Work Calculator

In physics, work means energy transferred by a force acting through a displacement — not the everyday sense of labor or employment. Pushing a crate across a floor, compressing a spring, and lifting a backpack all involve work. The work-energy theorem states net work equals change in kinetic energy, connecting forces to the energy calculators in this suite.

Work by a constant force:

W = F × d × cos θ

Where W is work in joules, F is applied force magnitude, d is displacement magnitude, and θ is the angle between force and displacement vectors. When force and motion align (θ = 0°), cos θ = 1 and W = Fd. Perpendicular force (θ = 90°) does zero work — centripetal force in circular motion never speeds or slows the object.

Vertical lifting against gravity: W = mgh, equivalent to increasing gravitational potential energy. Enter force, distance, and angle for general cases, or mass and height for pure lifting. Friction opposes motion — only the component of friction along displacement counts, which is why the friction calculator complements this tool on inclined planes.

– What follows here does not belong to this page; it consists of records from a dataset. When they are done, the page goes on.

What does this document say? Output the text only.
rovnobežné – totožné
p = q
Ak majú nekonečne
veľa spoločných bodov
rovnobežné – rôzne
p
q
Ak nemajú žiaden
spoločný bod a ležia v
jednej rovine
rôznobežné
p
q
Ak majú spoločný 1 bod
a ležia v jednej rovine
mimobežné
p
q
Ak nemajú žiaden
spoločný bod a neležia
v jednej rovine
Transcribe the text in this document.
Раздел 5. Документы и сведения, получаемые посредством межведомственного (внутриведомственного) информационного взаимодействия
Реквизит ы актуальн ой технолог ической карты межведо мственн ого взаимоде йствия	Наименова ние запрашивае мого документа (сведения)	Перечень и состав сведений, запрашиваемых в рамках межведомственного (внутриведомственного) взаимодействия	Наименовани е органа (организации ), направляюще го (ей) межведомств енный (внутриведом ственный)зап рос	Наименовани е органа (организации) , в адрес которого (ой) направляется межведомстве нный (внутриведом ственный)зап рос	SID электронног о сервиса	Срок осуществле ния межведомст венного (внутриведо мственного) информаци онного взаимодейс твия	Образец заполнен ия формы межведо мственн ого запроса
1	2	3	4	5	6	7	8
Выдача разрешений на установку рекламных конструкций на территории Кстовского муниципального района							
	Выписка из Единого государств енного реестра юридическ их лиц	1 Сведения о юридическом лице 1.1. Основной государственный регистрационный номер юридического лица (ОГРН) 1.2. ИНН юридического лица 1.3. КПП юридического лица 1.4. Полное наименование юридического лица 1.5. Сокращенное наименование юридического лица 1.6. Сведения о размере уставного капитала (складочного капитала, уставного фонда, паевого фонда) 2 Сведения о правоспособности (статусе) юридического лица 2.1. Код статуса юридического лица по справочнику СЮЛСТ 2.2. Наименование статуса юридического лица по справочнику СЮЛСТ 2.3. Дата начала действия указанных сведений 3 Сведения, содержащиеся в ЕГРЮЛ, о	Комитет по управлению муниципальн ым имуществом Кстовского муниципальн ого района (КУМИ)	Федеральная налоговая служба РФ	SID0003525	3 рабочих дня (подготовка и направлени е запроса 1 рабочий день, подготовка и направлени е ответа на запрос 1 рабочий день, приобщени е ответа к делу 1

Worked example: A worker pushes a 200 N crate 5 m across level ground with force parallel to motion. W = 200 × 5 × cos 0° = 1,000 J. If the same push is angled 30° below horizontal, only the horizontal component does work along the floor: W = 200 × 5 × cos 30° ≈ 866 J. Lifting a 15 kg box 2 m vertically: W = 15 × 9.81 × 2 = 294.3 J regardless of path if start and end heights differ by 2 m.

Relate results to kinetic and potential energy changes, and convert joules to kilowatt-hours for comparing human-scale work to electrical consumption. Power is work per unit time — divide work by duration to estimate watts during an activity.